Tuesday, May 10, 2011

Life's Not Fair

As expected this wasn't our month.  The really cruel part is that AF decided to show up as my Mother's Day gift.  Every time I think about it I start to cry so I'm just pushing it out of my mind.  I had so many close friends call or text little notes to me on Sunday to point out that even though my son is in heaven I'm still a mom and to try to have a good day but it was rough.  I wasn't expecting this month to work but there was a little voice in the back of my head that kept saying 'how many times have you heard about the worst possible circumstances being the month that worked for other ladies'.  I tested on 12dpo and got a bfn but told myself to wait it out, and if AF didn't show up by 16dpo I was gonna test again.  Well, Sunday was 15dpo and I was crushed.
A little over a week ago I called Manhattan Cryobank and told them our donor's counts were super low.  I was told they have to send a form to our doctor's office to find out how the sample was prepped and verify everything was done accurately and that they'd be in touch.  I haven't heard from them since.  My parents were in town the end of last week thru Monday so I haven't had a chance to call them back and find out what's taking so long.  I won't have a chance till probably Friday, which will be two weeks from the first call, because I can't exactly make this call from my desk.  It's really irritating that they aren't reaching out to me.  We spent over $500 on that sample plus all the other expenses (almost $750) we had based on a guarantee of 20 million motile sperm.  You would think all that money would get us better customer service.

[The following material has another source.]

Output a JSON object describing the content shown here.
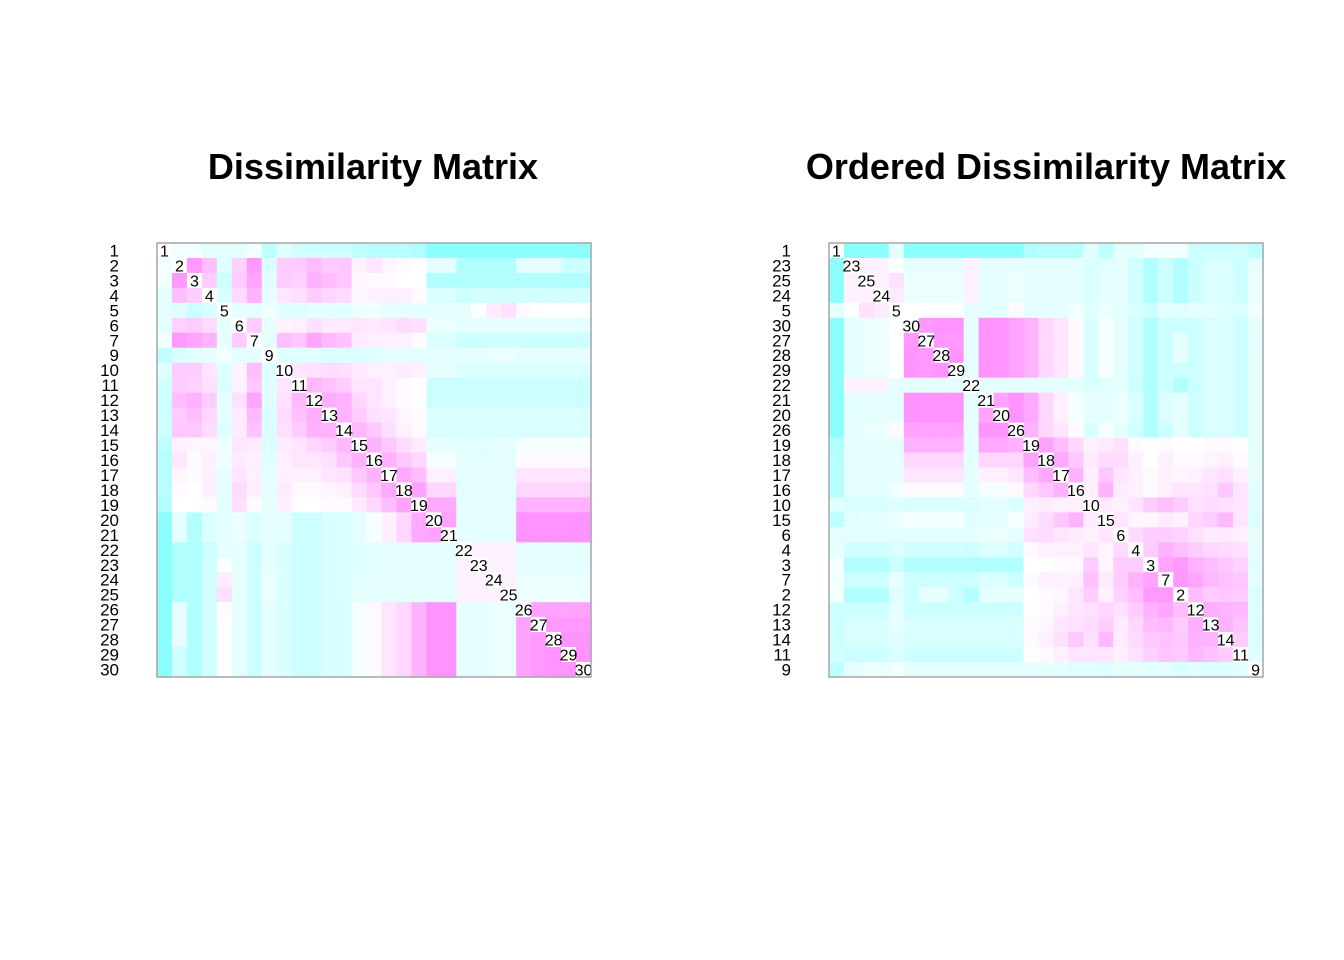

DH and I had a long talk and it turns out what is stressing him out about this process is the financial aspect of it.  We've put a lot of our needs on hold to pay for this.  We share one car, rent instead of own, put our student loans in forebarence (sp?) and have been putting off some much needed replacements in our house (the TV is going out in the living room, our vacuum cleaner is on it's last leg, my keurig died, etc).  Every extra penny we have goes towards having a baby and we've been living like this for two and a half years.  He's exhausted and wants a little breathing room.  What I misread as him hinting at giving up was really him hinting at taking a month or two off to catch our breath.  So, the compromise is we put $1,000 into savings for non-babymaking expenses, replace a couple appliances, put $1,000 into our student loans and then start up again.  Luckily I've negotiated myself back to my full-time salary at work (we've all had a 20% paycut but I've brought in a lot of work lately) and I've picked up a couple of freelance design jobs on my own lately so it's possible we may just take this cycle, maybe one more off and then be back at it.
The other news is that I told my mom what we're doing.  Up until now nobody in my family except a cousin I'm really close to knew about all this.  DH had requested we keep it quiet until we got pregnant and possibly even thru the first trimester.  My family is a little boundary-challenged and he didn't want all the pressure that comes with them knowing about all this.  Now, years later his bigger concern was them thinking we aren't handling our finances well or he isn't providing for me so he asked me to tell them.  I told my mom and broke down crying when I told her about it.  She was really great.  My mom's a little unpredictable about stuff like this but she handled it like a champ.  All she was worried about was saying the wrong thing because she doesn't know what this is like (oh, and upon finding out we were having procedures done with a specialist she requested we not get pregnant with 6 kids....sure thing mom).
This whole process is so stressful, I feel like the obstacles go out of their way to find us.  It's like we're fighting the universe but we're not giving up.  We want a family and we'll do what it takes to make that happen.